El manifiesto titiritero es pura fachada, astucia de la izquierda política, estrategia inmoral, praxis progresista, no vayan a pensar más allá. Hasta ahora no hicieron otra cosa que servir al orden socialista, participar de su anhelado botín. Tratan de cuestionar el sistema cuando no hicieron otra cosa que contribuir a su deriva. No hay cosmovisión que más atinadamente salga al encuentro de la clase dominante que la heroica del progresismo intelectual, la expresión del panfleto a través de un imaginario corpus teórico que mantenga cuatro años más el patrimonio personal y familiar que hay que defender.
Después de la agonía y el fracaso viene la condena severa al líder. No bastaba el 15-M como la voz del desengaño y de la lucha por la regeneración ante las difíciles circunstancias y la crisis económica, como la forma que se podía dar a la voluntad de un orden mejor, como el imperio naciente de una anestesia emocional que mantenía sin esperanza a millones de ciudadanos. Ahora surgen con fuerza los que siguen vinculados al poder, conscientes de que sólo quien está todavía ligado al Gobierno puede influir en su curso y devenir, con la pretensión de enmascarar la realidad para que no se consume una derrota que ponga fin a tantos privilegios.

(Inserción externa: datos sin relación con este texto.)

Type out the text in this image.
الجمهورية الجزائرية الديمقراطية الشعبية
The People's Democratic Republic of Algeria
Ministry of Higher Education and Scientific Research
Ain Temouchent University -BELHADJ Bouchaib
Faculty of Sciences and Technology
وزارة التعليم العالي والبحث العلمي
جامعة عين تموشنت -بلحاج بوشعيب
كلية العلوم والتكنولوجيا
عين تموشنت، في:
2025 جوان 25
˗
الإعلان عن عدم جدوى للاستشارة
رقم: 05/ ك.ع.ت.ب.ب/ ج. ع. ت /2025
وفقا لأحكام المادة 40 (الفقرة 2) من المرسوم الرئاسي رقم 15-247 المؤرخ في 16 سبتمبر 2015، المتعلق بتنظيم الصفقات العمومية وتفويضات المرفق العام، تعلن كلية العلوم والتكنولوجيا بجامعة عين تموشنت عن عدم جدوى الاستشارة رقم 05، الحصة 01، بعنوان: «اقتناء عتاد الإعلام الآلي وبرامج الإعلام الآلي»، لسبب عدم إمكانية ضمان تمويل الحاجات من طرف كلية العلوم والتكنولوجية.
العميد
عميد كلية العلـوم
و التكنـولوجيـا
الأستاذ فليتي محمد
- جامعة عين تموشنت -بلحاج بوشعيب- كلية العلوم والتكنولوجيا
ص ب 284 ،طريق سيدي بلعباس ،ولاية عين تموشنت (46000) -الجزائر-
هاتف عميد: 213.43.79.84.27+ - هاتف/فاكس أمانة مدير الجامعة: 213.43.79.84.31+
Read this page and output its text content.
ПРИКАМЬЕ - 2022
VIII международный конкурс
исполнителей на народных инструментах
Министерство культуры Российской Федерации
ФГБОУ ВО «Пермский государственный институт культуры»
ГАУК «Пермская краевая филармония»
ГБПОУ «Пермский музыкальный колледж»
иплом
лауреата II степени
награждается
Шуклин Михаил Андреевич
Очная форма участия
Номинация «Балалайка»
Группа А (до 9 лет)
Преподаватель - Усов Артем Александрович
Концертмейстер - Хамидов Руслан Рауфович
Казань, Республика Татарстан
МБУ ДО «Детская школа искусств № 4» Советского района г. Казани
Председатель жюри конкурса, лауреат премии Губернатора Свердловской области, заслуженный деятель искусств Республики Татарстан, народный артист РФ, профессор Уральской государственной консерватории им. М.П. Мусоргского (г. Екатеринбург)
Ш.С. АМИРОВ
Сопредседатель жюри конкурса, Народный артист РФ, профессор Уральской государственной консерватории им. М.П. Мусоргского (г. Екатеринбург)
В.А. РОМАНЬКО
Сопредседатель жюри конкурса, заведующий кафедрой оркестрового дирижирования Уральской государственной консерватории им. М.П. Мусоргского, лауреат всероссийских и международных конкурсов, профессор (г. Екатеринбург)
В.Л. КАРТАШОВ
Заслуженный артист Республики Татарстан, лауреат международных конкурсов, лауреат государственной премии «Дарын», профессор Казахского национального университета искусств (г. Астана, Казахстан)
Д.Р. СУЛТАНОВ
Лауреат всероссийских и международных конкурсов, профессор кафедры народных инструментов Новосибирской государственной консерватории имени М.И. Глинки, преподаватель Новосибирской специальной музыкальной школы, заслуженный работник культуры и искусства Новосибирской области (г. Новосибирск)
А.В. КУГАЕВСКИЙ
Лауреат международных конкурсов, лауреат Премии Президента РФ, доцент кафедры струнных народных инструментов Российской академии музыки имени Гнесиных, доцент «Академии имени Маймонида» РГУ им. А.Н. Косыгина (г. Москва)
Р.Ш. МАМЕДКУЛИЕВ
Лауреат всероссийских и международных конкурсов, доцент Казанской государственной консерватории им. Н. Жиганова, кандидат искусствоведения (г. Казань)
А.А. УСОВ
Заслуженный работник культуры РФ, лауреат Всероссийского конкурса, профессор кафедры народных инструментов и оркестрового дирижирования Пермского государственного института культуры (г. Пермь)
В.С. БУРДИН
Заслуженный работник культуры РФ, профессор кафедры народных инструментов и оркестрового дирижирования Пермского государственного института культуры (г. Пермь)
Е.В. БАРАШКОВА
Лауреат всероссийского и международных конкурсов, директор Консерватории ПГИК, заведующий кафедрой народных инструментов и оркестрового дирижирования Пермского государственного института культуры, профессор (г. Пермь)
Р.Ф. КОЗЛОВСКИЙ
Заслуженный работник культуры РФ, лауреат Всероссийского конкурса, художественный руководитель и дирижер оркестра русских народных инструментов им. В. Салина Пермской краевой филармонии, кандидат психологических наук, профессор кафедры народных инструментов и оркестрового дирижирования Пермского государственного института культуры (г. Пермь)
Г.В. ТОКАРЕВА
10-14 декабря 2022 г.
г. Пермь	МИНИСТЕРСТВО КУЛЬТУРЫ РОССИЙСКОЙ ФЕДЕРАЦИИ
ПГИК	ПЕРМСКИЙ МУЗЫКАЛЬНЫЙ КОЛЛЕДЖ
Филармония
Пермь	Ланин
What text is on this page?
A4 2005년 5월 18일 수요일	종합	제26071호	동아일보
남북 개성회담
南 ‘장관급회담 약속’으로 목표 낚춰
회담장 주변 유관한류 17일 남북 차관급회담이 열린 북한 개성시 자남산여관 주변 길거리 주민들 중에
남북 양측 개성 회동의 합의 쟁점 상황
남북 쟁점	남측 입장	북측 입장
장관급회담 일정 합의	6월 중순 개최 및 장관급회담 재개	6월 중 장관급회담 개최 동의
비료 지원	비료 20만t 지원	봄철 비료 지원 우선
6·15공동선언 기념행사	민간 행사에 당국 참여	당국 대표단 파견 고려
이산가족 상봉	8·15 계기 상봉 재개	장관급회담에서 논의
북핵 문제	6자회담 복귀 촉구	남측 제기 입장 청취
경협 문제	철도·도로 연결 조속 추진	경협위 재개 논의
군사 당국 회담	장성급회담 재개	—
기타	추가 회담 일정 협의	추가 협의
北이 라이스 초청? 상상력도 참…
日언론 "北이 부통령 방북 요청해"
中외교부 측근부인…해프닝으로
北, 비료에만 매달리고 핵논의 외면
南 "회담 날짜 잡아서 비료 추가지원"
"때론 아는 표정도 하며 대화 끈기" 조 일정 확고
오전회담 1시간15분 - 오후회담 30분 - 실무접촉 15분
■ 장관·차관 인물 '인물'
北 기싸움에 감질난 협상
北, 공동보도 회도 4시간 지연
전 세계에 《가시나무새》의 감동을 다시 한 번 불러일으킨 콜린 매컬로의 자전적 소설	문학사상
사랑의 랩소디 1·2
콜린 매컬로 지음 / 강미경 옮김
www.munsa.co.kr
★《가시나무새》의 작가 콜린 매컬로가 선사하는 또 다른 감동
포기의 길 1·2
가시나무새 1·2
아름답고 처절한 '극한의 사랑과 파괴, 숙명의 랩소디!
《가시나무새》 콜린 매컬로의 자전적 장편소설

Es curioso –si no perverso- ver cómo ciertos personajes que firman el manifiesto atemperan rápidamente su opinión al momento presente, se apresuran a desentenderse de lo que dijeron e hicieron en un pasado cercano, hacen blanco lo que ayer era negro, se retiran de la foto en la que ya no quieren salir, y todo ello no ya sin conciencia alguna de deslealtad o de incoherencia, sino acusando al otro de traición.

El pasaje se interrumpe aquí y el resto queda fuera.